Quitter Mozart fut une autre épreuve, parce que Mozart n’est pas seulement un compositeur de génie : il est celui qui vous fait toucher du doigt le sommet de l’humanité et des facultés humaines. Lorsqu’on pénètre dans son atelier, comme je l’ai fait comme chanteuse puis lors de mises en scène, on se rend compte qu’il est une pierre de touche absolue, mais on ne sait pas pourquoi. Rien n’est explicable. Il est par excellence le compositeur qui expose le chanteur, à lui-même et au public. Tout doit être pur. On ne peut rien cacher. Les interprétations baroques offrent des sonorités très intéressantes et sans doute une authenticité plus grande, même si tout cela est encore discuté. J’écoute cela avec grande attention. Mais l’enjeu reste plus profond, chez Mozart : il est dans ce surgissement pur, qui est venu d’on ne sait où et on ne sait comment.

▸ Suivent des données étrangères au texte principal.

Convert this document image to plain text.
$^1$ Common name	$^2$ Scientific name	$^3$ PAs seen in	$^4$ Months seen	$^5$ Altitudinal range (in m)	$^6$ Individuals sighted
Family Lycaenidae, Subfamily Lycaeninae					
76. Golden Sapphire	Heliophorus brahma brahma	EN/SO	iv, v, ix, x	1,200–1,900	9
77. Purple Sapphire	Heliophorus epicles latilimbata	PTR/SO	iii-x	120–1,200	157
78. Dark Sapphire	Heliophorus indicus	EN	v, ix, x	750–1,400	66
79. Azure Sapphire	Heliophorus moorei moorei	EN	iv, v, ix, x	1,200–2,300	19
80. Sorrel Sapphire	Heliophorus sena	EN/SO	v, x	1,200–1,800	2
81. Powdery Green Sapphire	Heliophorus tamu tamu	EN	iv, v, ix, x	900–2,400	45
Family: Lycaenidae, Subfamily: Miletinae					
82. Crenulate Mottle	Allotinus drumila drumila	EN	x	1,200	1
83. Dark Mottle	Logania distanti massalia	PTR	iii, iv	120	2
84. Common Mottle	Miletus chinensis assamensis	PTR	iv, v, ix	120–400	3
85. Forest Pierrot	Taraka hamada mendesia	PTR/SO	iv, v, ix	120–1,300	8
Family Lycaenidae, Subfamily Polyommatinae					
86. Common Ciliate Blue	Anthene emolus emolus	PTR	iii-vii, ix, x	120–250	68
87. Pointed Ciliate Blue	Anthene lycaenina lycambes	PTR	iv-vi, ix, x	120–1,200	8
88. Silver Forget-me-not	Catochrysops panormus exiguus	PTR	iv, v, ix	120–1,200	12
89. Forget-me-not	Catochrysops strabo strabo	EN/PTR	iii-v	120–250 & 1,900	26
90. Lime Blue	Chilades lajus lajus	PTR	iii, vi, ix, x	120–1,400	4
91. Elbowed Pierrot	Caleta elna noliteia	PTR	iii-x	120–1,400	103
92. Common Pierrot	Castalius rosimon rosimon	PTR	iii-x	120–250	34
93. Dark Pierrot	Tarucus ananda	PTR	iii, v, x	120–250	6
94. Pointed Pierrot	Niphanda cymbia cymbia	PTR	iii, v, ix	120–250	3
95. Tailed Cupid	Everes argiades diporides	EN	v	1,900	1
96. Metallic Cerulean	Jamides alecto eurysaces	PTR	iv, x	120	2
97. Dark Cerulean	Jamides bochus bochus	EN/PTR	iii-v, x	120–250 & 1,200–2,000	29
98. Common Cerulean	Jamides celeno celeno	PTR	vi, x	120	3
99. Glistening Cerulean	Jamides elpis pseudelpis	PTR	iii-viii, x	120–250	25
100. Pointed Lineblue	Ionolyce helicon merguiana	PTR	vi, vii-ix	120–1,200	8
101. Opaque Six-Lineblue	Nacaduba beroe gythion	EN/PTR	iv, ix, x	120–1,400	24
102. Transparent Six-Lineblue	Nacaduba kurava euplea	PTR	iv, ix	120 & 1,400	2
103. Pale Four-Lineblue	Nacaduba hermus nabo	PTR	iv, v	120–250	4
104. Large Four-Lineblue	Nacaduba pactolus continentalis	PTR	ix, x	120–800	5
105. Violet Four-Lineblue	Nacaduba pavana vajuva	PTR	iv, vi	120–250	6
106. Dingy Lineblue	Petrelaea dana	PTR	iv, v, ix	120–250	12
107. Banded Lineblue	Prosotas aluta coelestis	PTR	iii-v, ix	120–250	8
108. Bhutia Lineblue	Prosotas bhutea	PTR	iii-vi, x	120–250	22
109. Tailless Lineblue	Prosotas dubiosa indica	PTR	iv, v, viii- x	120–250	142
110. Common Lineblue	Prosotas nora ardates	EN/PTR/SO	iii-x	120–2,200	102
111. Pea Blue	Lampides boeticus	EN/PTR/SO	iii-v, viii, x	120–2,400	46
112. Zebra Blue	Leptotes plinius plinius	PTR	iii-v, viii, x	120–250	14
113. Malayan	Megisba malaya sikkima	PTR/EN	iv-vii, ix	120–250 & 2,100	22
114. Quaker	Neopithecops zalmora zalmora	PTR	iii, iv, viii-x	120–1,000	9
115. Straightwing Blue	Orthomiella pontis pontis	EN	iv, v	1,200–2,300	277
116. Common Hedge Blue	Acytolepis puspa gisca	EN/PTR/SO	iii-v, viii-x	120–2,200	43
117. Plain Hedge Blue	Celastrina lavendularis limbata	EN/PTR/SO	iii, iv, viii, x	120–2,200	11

Et puis, il y a eu Strauss. De lui je m’occupe encore activement avec le festival Richard Strauss et notre projet de réaliser un enregistrement de tous ses lieder avec divers chanteurs et pianistes (NDLR : plus d'informations), dans les tonalités originales – qui souvent sont pour ténor.
L’Art
J’ai choisi le chant parce que c’est là que résidait mon don le plus évident. J’ai commencé très jeune, en cachette de mes parents, et notamment de mon père. Puis il m’a entendue et il m’a transmis son savoir. Mais finalement je ne fais pas de différence profonde entre la musique, la peinture – que je pratique – et la littérature – que je pratique aussi. Lorsque je lis assidûment Hölderlin, je suis chez moi. En tout art, il faut être chez soi. L’Art est un tout.